Start-ups that limit protection to their home market face barriers to scaling and heightened risk of imitation overseas, undermining both competitiveness and long-term value creation. By contrast, a robust IP strategy that secures protection in priority jurisdictions, aligns with go-to-market roadmaps, and combines patents with tools such as plant variety rights, trade secrets and data governance, lays the foundation for credibility, resilience and sustained growth.

Such strategies do more than safeguard ideas: they strengthen negotiating power with partners, enable differentiated market positioning and underpin enduring enterprise value. Ultimately, IP becomes not merely a defence mechanism but a central driver of investment attractiveness and long-term growth in the agricultural sector.

About Piece Future

Piece Future is an Asia-headquartered and innovation-driven Intellectual Property (IP) Bank.
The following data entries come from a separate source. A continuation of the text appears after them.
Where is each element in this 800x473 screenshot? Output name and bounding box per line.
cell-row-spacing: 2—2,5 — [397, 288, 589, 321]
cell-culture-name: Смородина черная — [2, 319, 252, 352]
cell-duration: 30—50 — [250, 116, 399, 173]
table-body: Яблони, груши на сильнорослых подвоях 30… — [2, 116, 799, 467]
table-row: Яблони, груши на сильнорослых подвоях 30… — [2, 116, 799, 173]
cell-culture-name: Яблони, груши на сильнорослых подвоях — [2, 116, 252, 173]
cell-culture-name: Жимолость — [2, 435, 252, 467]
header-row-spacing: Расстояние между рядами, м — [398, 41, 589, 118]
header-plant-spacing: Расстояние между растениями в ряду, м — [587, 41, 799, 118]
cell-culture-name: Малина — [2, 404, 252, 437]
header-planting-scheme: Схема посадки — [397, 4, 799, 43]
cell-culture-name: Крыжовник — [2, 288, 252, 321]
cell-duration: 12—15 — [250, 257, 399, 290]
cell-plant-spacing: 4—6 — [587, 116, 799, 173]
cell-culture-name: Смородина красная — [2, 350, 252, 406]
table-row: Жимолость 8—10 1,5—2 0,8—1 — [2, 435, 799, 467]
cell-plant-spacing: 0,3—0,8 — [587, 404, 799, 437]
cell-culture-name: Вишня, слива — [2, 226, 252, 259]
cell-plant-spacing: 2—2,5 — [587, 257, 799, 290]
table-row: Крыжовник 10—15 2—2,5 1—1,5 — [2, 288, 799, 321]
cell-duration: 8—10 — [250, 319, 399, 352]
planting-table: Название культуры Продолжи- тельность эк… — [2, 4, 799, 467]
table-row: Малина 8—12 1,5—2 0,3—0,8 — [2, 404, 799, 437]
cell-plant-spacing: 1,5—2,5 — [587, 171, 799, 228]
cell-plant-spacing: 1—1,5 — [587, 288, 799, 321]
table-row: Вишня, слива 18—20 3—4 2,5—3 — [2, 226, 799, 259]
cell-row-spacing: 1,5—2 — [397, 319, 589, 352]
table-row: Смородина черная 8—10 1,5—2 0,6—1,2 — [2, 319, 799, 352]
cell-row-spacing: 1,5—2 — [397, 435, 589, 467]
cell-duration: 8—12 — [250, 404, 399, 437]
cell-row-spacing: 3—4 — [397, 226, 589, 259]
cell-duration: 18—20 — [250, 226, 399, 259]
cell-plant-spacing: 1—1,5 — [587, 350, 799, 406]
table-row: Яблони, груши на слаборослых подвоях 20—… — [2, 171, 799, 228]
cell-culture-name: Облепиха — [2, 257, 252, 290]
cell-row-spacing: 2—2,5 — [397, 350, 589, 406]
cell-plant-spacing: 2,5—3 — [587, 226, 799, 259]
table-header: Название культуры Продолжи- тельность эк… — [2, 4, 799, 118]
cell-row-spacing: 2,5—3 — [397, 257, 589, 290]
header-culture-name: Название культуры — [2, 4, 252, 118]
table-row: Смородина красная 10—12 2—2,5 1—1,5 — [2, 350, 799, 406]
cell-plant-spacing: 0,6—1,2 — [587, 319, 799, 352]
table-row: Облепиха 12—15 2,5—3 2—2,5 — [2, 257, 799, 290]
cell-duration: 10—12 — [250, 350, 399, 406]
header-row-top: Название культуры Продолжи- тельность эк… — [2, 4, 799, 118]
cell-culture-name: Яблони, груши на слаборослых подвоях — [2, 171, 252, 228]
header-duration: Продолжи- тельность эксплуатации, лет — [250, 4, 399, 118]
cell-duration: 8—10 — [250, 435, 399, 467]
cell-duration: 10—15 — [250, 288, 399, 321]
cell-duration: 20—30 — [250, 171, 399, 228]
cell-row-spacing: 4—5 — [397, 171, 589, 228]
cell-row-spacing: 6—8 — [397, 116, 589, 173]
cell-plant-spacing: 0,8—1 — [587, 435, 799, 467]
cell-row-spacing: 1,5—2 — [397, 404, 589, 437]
We manage IP-rich corporations, institutions, SMEs and start-ups worldwide, offering strategic IP banking and innovation services across IP investment advisory, IP asset management, capital advisory and innovation platforms.

Operating across sectors such as agribusiness and food technology, smart cities, logistics, energy and water, Piece Future helps organisations leverage their IP portfolios to drive sustainable growth and innovation. The company’s mission is to unlock value from intellectual property by tailoring solutions to each market’s opportunities and challenges.

Summary

Looking ahead, the success of FoodTech and AgriTech will hinge on the integration of innovative solutions, strategic investment and robust intellectual property. Start-ups that combine these elements are poised not only to scale effectively but also to address global food challenges, drive sustainable growth and shape the future of agri-food systems.